In 1963 he left the country and in 1970 he qualified as a barrister in Britain, meanwhile associating himself with the Pan Africanist Congress (PAC) in exile. In 1990 he was appointed Secretary for Publicity and Information for the Pan Africanist Congress of Azania. He was the first exile to return to South Africa after the unbanning of the liberation movements in February 1990.

Desai co-authored The Killing of the Imam which examined the death in detention of Iman Abdullah Haron.

Top level talks between the government and the Pan Africanist Congress took place in August 1992, to establish ways to include the PAC in constitutional negotiations. Gora Ibrahim of the PAC's international affairs department and Desai as publicity secretary represented the PAC.
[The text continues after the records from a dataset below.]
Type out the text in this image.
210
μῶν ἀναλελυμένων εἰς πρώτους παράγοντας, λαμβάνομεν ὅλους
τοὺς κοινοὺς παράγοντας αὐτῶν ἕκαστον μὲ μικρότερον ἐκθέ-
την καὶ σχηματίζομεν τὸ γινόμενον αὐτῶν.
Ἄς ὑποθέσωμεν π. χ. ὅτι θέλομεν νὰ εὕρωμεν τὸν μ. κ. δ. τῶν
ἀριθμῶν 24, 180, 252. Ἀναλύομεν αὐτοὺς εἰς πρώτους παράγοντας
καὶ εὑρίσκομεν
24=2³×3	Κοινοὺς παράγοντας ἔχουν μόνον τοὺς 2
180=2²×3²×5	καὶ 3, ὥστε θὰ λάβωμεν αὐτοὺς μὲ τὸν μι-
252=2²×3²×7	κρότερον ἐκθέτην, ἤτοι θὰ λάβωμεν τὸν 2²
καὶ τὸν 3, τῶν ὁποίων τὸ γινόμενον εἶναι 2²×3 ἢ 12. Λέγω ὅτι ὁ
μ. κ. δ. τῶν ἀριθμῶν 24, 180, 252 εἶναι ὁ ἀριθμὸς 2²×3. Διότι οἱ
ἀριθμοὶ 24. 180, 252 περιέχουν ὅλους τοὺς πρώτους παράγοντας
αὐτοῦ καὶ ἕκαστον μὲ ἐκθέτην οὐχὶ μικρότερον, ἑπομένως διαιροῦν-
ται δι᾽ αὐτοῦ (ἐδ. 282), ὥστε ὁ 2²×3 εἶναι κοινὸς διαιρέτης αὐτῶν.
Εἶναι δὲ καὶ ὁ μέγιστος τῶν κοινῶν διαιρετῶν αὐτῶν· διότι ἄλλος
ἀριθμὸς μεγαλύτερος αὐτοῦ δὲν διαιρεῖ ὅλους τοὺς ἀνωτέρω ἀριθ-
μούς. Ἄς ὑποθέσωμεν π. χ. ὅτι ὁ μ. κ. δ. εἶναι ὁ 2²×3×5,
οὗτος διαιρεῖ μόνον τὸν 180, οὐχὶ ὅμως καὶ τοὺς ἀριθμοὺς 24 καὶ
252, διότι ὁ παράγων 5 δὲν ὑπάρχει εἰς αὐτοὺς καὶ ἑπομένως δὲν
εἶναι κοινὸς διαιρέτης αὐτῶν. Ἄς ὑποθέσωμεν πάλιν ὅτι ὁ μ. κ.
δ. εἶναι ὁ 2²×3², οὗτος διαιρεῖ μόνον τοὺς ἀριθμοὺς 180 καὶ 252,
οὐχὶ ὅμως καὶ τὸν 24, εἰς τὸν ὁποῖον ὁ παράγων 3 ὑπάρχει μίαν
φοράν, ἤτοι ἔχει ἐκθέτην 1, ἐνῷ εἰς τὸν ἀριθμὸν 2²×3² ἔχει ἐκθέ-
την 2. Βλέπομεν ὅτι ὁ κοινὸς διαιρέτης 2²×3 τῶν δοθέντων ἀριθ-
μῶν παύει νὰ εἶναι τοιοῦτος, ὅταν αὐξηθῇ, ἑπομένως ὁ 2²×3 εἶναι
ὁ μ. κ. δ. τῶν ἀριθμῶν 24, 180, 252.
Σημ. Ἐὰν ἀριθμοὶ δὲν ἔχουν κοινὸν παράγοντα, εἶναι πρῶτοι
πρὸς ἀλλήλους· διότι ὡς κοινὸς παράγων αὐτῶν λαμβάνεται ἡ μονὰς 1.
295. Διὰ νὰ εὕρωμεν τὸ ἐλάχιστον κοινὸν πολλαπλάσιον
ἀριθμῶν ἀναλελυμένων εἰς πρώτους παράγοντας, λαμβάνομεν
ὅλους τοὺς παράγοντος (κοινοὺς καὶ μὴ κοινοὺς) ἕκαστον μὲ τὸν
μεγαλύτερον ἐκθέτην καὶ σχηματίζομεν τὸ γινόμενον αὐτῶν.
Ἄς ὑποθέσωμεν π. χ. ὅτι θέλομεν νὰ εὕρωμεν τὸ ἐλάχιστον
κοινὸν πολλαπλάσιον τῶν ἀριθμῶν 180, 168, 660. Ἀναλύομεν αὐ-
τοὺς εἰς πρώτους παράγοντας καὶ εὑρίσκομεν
The PAC believed the Convention for a Democratic South Africa (Codesa) was oversized, undemocratic and overburdened with issues and hoped, through talks with the government, that an alternative forum would be created in which it could participate.

He continued to represent the PAC until his untimely death in October 1997.

Source: Karis, T. and Carter, G.M. 1977. From Protest to Challenge: A Documentary History of African Politics in South Africa 1882-1964, Volume 4. Hoover Institution Press: Stanford. P. 22

Joyce, Peter. 1999. A Concise Dictionary of South African Biography. Francolin Publishers: Cape Town.